Sabía que si confiaba en Karim y en Mirdin, estos insistirían en acompañarlo y quería ir sólo. Pidió a Yussuf-ul-Gamal que les transmitiera un mensaje.

– Diles que me han llamado por una cuestión personal que les explicaré a mi regreso -dijo al bibliotecario.

Entre los demás, sólo se lo dijo a Jalal.

– ¿Que te vas por un tiempo? ¿Por qué?

– Es muy importante. Se trata de una mujer…

– Por supuesto -musitó Jalal.

El ensalmador se preocupó hasta descubrir que en la clínica había suficientes aprendices como para no ser molestado, y entonces movió la cabeza afirmativamente. Rob partió a la mañana siguiente. El trayecto era largo, y una prisa indebida le perjudicaría, pero no dio tregua a su castrado, pues no podía apartar de su mente la imagen de una mujer sola en un yermo extranjero, con su padre enfermo.

El clima era veraniego y las aguas que corrieron en la primavera se habían evaporado bajo el sol cobrizo, de modo que el polvo salado de Persia cubrió a Rob y se introdujo en su silla, lo ingirió con la comida y bebió una delgada película polvorienta con el agua. Por todas partes veía flores silvestres que viraban al marrón, pero también gente que labraba el suelo rocoso aprovechando la poca humedad que había para irrigar los viñedos y datileros, como habían hecho durante miles de años.
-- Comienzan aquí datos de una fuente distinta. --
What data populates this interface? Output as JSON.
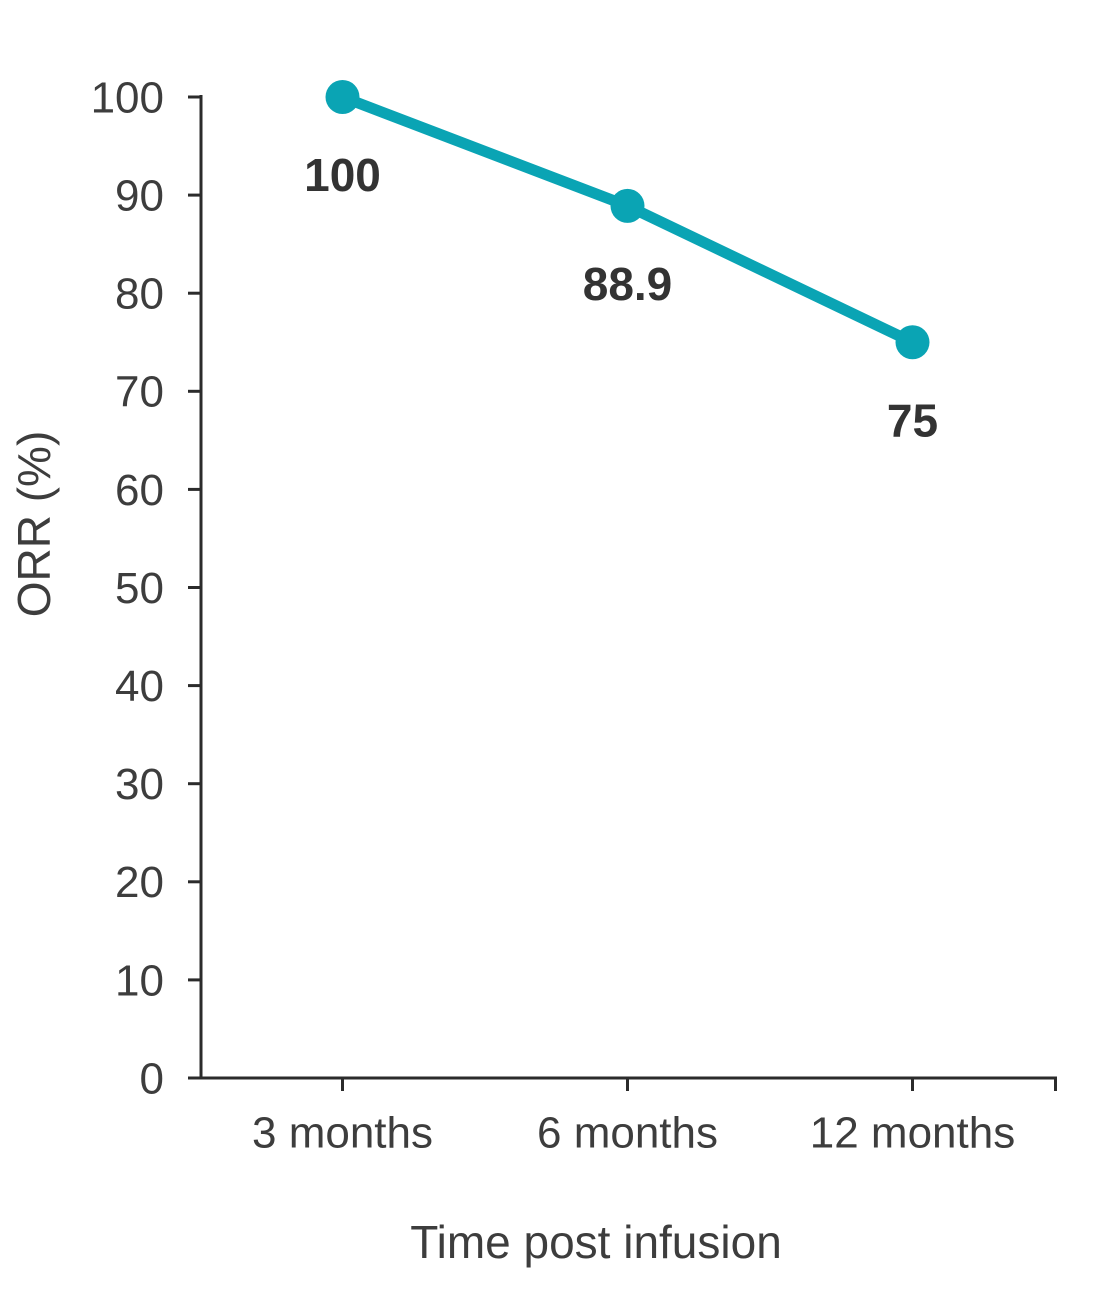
{
  "chart_data": {
    "type": "line",
    "title": "",
    "categories": [
      "3 months",
      "6 months",
      "12 months"
    ],
    "series": [
      {
        "name": "ORR",
        "values": [
          100,
          88.9,
          75
        ]
      }
    ],
    "data_labels": [
      "100",
      "88.9",
      "75"
    ],
    "xlabel": "Time post infusion",
    "ylabel": "ORR (%)",
    "ylim": [
      0,
      100
    ],
    "yticks": [
      0,
      10,
      20,
      30,
      40,
      50,
      60,
      70,
      80,
      90,
      100
    ],
    "grid": false,
    "legend_position": "none",
    "colors": {
      "line": "#0AA4B4",
      "marker": "#0AA4B4",
      "axis": "#2B2B2B",
      "tick_text": "#3D3D3D",
      "data_label_text": "#333333",
      "background": "#FFFFFF"
    }
  }
}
Avanzaba porfiadamente resuelto y nadie lo desafió ni lo entretuvo; al atardecer del cuarto día pasó por la ciudad de Datur. Nada podía hacer en la oscuridad, pero al día siguiente estaba cabalgando al rayar el alba. A media mañana, en la pequeña aldea de Gusheh, un mercader aceptó su moneda, la mordió y luego le transmitió todo lo que sabía de los cristianos. Estaban en una casa al otro lado del wadi Ahmad, a corta distancia hacia el oeste.